Identifying daily-living features related to loneliness: A causal machine learning approach




Wang, Yuning; Auxier, Jennifer; Amayag, Mark; Azimi, Iman; Rahmani, Amir M.; Liljeberg, Pasi; Axelin, Anna

Kelly Laura Hannah

PublisherPublic Library of Science (PLoS)

2025

 PLoS ONE

e0336287

20

12

1932-6203

DOIhttps://doi.org/10.1371/journal.pone.0336287

https://doi.org/10.1371/journal.pone.0336287

https://research.utu.fi/converis/portal/detail/Publication/506335816



Background

Loneliness is a distressing feeling that influences well-being. Immigrants’ experience of acculturation to a new dominant culture places them at risk for maladaptive behaviors and daily rhythms leading to loneliness.
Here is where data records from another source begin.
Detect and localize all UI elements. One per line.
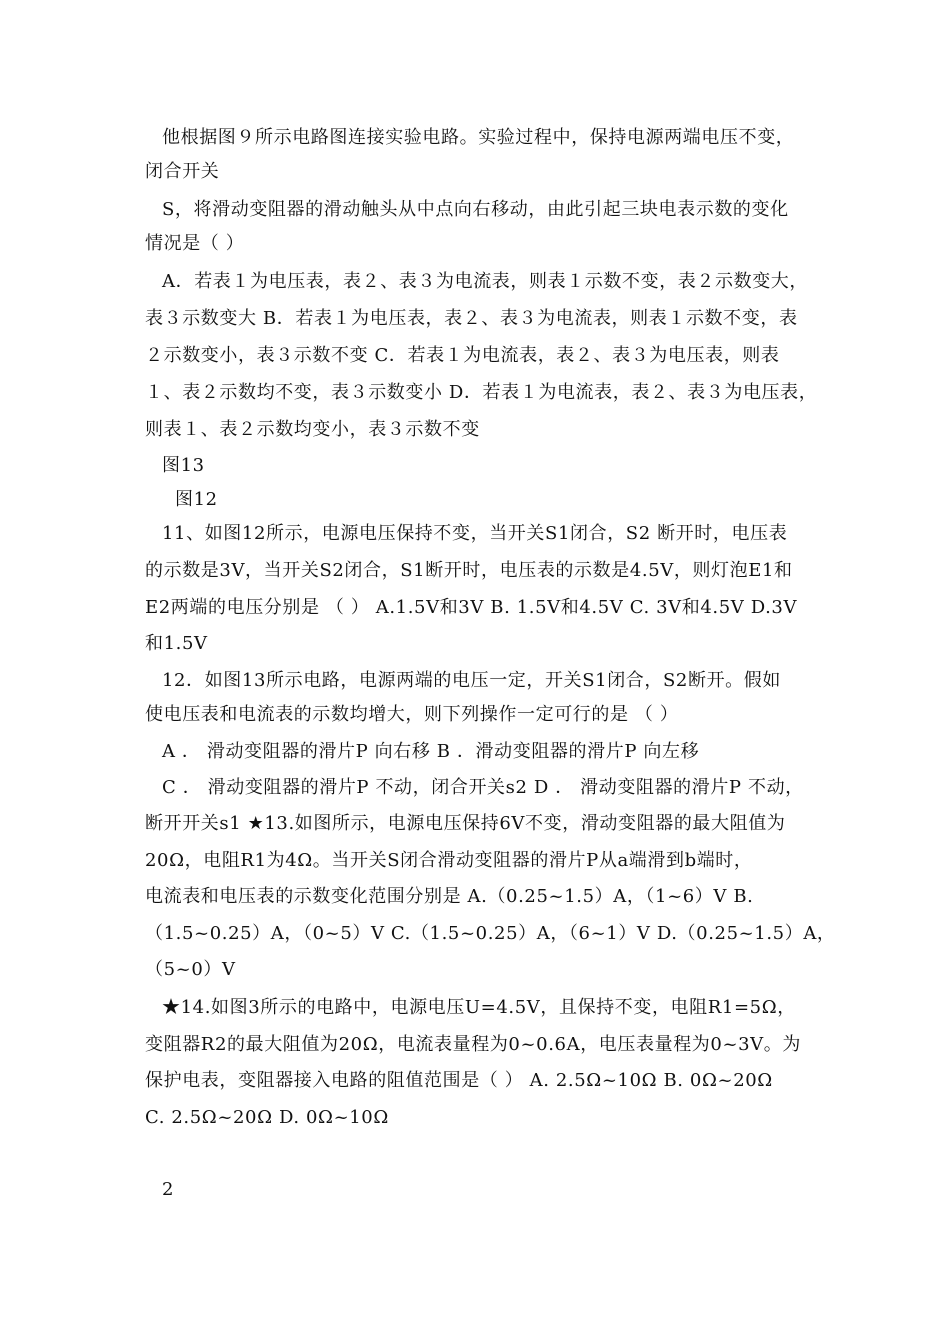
text-line: 情况是（ ）	[145, 233, 245, 254]
text-line: 12．如图13所示电路，电源两端的电压一定，开关S1闭合，S2断开。假如	[162, 670, 781, 691]
text-line: 电流表和电压表的示数变化范围分别是 A.（0.25~1.5）A，（1~6）V B.	[145, 886, 754, 907]
text-line: 11、如图12所示，电源电压保持不变，当开关S1闭合，S2 断开时，电压表	[162, 523, 788, 544]
text-line: 20Ω，电阻R1为4Ω。当开关S闭合滑动变阻器的滑片P从a端滑到b端时，	[145, 850, 753, 871]
text-line: C ． 滑动变阻器的滑片P 不动，闭合开关s2 D ． 滑动变阻器的滑片P 不动，	[162, 777, 804, 798]
text-line: ★14.如图3所示的电路中，电源电压U=4.5V，且保持不变，电阻R1=5Ω，	[162, 997, 796, 1018]
text-line: 保护电表，变阻器接入电路的阻值范围是（ ） A. 2.5Ω~10Ω B. 0Ω~20Ω	[145, 1070, 773, 1091]
text-line: E2两端的电压分别是 （ ） A.1.5V和3V B. 1.5V和4.5V C. 3V和4.5V D.3V	[145, 597, 798, 618]
text-line: 的示数是3V，当开关S2闭合，S1断开时，电压表的示数是4.5V，则灯泡E1和	[145, 560, 793, 581]
text-line: C. 2.5Ω~20Ω D. 0Ω~10Ω	[145, 1107, 389, 1128]
text-line: 则表１、表２示数均变小，表３示数不变	[145, 419, 480, 440]
text-line: 他根据图９所示电路图连接实验电路。实验过程中，保持电源两端电压不变，	[162, 127, 795, 148]
text-line: （5~0）V	[145, 959, 236, 980]
text-line: 断开开关s1 ★13.如图所示，电源电压保持6V不变，滑动变阻器的最大阻值为	[145, 813, 786, 834]
text-line: 闭合开关	[145, 161, 220, 182]
page-number: 2	[162, 1179, 174, 1200]
text-line: S，将滑动变阻器的滑动触头从中点向右移动，由此引起三块电表示数的变化	[162, 199, 789, 220]
text-line: A ． 滑动变阻器的滑片P 向右移 B ．滑动变阻器的滑片P 向左移	[162, 741, 700, 762]
text-line: ２示数变小，表３示数不变 C．若表１为电流表，表２、表３为电压表，则表	[145, 345, 780, 366]
text-line: 和1.5V	[145, 633, 208, 654]
text-line: 使电压表和电流表的示数均增大，则下列操作一定可行的是 （ ）	[145, 704, 679, 725]
text-line: 表３示数变大 B．若表１为电压表，表２、表３为电流表，则表１示数不变，表	[145, 308, 798, 329]
text-line: （1.5~0.25）A，（0~5）V C.（1.5~0.25）A，（6~1）V D.（0.25~1.5）A，	[145, 923, 836, 944]
text-line: A．若表１为电压表，表２、表３为电流表，则表１示数不变，表２示数变大，	[162, 271, 808, 292]
figure-label: 图12	[175, 489, 218, 510]
figure-label: 图13	[162, 455, 205, 476]
text-line: 变阻器R2的最大阻值为20Ω，电流表量程为0~0.6A，电压表量程为0~3V。为	[145, 1034, 801, 1055]
text-line: １、表２示数均不变，表３示数变小 D．若表１为电流表，表２、表３为电压表，	[145, 382, 818, 403]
Identifying daily-living features that causally influence loneliness is essential for developing effective preventive mental health screening.

Objective

To identify the important daily living-features related to loneliness for the development of robust screening solutions using causal machine learning for health providers working with first-generation immigrants.

Methods

We monitored 39 immigrants in Finland for 28 days using mobile devices and wearables under free-living conditions. Data included ecological momentary assessments of loneliness, social interactions, physical activity, sleep, and cardiac features. We estimated the average treatment effect (ATE) of each daily-living feature (treatment variable) on loneliness scores (outcome) and validated the robustness of causal estimates using three refutation techniques.

Results

Our results reveal the ATE of various daily-living features on loneliness. Features such as longer outgoing call durations (ATE = 0.197, p < 0.001), higher LF/HF ratio (ATE = 0.129, p < 0.0001), higher respiratory rate (ATE = 0.144, p < 0.001), and increased inactivity (ATE = 0.130, p < 0.001) causally increased loneliness. Conversely, certain features exhibit negative ATEs, such as higher activity calories (ATE = −0.174, p < 0.001), sleep RMSSD (ATE = −0.128, p < 0.001), longer home duration (ATE = −0.107, p < 0.001), and more sleep time (ATE = −0.103, p < 0.001) mitigated loneliness.

Conclusions

Daily-living features, including social interactions, activity, sleep, and cardiac features, causally influence loneliness. Our findings provide a basis for loneliness screening targeting immigrant populations. Future work should refine the measurement and incorporate contextual information to establish more reliable causal links in real life.


The author(s) received no specific funding for this work.